The national executive committee of the Movement for Democratic Change, Zimbabwe's main opposition party, is scheduled to meet Saturday to deliberate over recent events, a senior member of the party told VOA.

On the agenda, the official who spoke on condition of anonimity, is party president Morgan Tsvangirai's rejection of a democratic vote. Mr. Tsvangirai over-ruled the decision by the party's national council to take part in the November 26 senatorial poll.

The national executive committee is, according to the official, the administrative arm of the party. The official dismissed speculation that a split is imminent in the opposition party saying differences of opinion should not be interpreted as a split.

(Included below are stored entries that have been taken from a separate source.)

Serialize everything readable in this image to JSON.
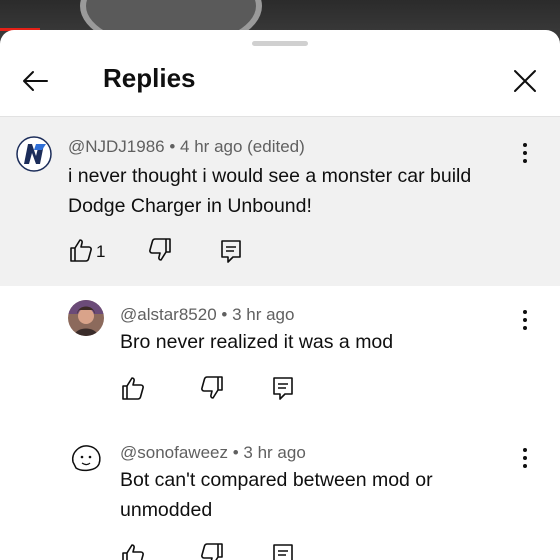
{
  "panel": {
    "title": "Replies"
  },
  "parent_comment": {
    "handle": "@NJDJ1986",
    "meta": "4 hr ago (edited)",
    "text_line1": "i never thought i would see a monster car build",
    "text_line2": "Dodge Charger in Unbound!",
    "like_count": "1"
  },
  "replies": [
    {
      "handle": "@alstar8520",
      "meta": "3 hr ago",
      "text_line1": "Bro never realized it was a mod",
      "text_line2": ""
    },
    {
      "handle": "@sonofaweez",
      "meta": "3 hr ago",
      "text_line1": "Bot can't compared between mod or",
      "text_line2": "unmodded"
    }
  ],
  "separator": " • ",
  "colors": {
    "accent_red": "#e62117",
    "highlight_bg": "#f1f1f1",
    "meta_gray": "#606060",
    "logo_navy": "#1c2d5a"
  },
  "icons": [
    "back-arrow-icon",
    "close-icon",
    "more-vert-icon",
    "thumb-up-icon",
    "thumb-down-icon",
    "reply-icon"
  ]
}
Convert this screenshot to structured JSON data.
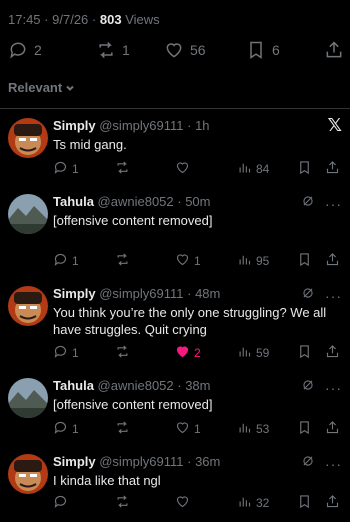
{
  "header": {
    "time": "17:45",
    "date": "9/7/26",
    "views_count": "803",
    "views_label": "Views"
  },
  "stats": {
    "replies": "2",
    "reposts": "1",
    "likes": "56",
    "bookmarks": "6"
  },
  "sort": {
    "label": "Relevant"
  },
  "replies": [
    {
      "name": "Simply",
      "handle": "@simply69111",
      "age": "1h",
      "text": "Ts mid gang.",
      "replies": "1",
      "reposts": "",
      "likes": "",
      "views": "84",
      "liked": false,
      "avatar": "fighter",
      "corner": "x-logo"
    },
    {
      "name": "Tahula",
      "handle": "@awnie8052",
      "age": "50m",
      "text": "[offensive content removed]",
      "replies": "1",
      "reposts": "",
      "likes": "1",
      "views": "95",
      "liked": false,
      "avatar": "landscape",
      "corner": "grok-dots"
    },
    {
      "name": "Simply",
      "handle": "@simply69111",
      "age": "48m",
      "text": "You think you’re the only one struggling? We all have struggles. Quit crying",
      "replies": "1",
      "reposts": "",
      "likes": "2",
      "views": "59",
      "liked": true,
      "avatar": "fighter",
      "corner": "grok-dots"
    },
    {
      "name": "Tahula",
      "handle": "@awnie8052",
      "age": "38m",
      "text": "[offensive content removed]",
      "replies": "1",
      "reposts": "",
      "likes": "1",
      "views": "53",
      "liked": false,
      "avatar": "landscape",
      "corner": "grok-dots"
    },
    {
      "name": "Simply",
      "handle": "@simply69111",
      "age": "36m",
      "text": "I kinda like that ngl",
      "replies": "",
      "reposts": "",
      "likes": "",
      "views": "32",
      "liked": false,
      "avatar": "fighter",
      "corner": "grok-dots"
    }
  ],
  "colors": {
    "background": "#000000",
    "text": "#e7e9ea",
    "muted": "#71767b",
    "divider": "#2f3336",
    "like_active": "#f91880"
  },
  "icons": {
    "reply": "speech-bubble-icon",
    "repost": "repost-arrows-icon",
    "like": "heart-icon",
    "bookmark": "bookmark-icon",
    "share": "share-upload-icon",
    "views": "bar-chart-icon",
    "grok": "grok-slash-circle-icon",
    "more": "more-dots-icon",
    "brand": "x-logo-icon"
  }
}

Since Mr. Tsvangirais veto, the MDC has been involved in a very public row pitting Mr. Tsvangirai against five of the top

leadership of the MDC who believe party members should take part in the poll.

The second chamber, abolished more than a decade ago, was reintroduced through a recent constitutional amendment. The MDC opposed the re-introduction of the senate in parliament accusing President Robert Mugabe of creating positions for friends. Mr. Mugabe's party, Zanu-PF, has a two-thirds majority in parliament, which enables it to amend the constitution without support of the opposition.

Mr. Tsvangirai argues that a senate will not improve the lot of Zimbabweans who are reeling under the country's worst economic crisis. He also questions the wisdom of participating in a poll whose result he says is pre-determined. The opposition party rejected the results of the 2000 and 2005 parliamentary elections and the 2002 presidential elections citing massive fraud, violence and rigging.

Attempts to have the five pro-senate elections leaders and Mr. Tsvangirai meet to iron out their differences failed throughout this week. William Bango, Mr. Tsvangirais's spokesperson on Thursday told VOA that he was with Mr. Tsvangirai in Manicaland province on an anti-senate vote campaign. Referring to the senate elections he said the people were not interested in what he dismissed as a farce.

MDC Vice President Gibson Sibanda on Wednesday issued a statement accusing Mr. Tsvangirai of violating the party's constitution. The statement says even if the votes had been tied Mr. Tsvangirai does not have a casting vote.

MDC spokesperson Paul Themba Nyathi who is in the pro-senate poll camp said he was not told about the executive committee meeting but whatever it decides it has to report to the national council which he said is the party's supreme decision-making body.

There have been claims and counterclaims about who is or is not participating in the senatorial poll. For now it is difficult to know who is right until after the nomination court for the elections convenes Monday November 24.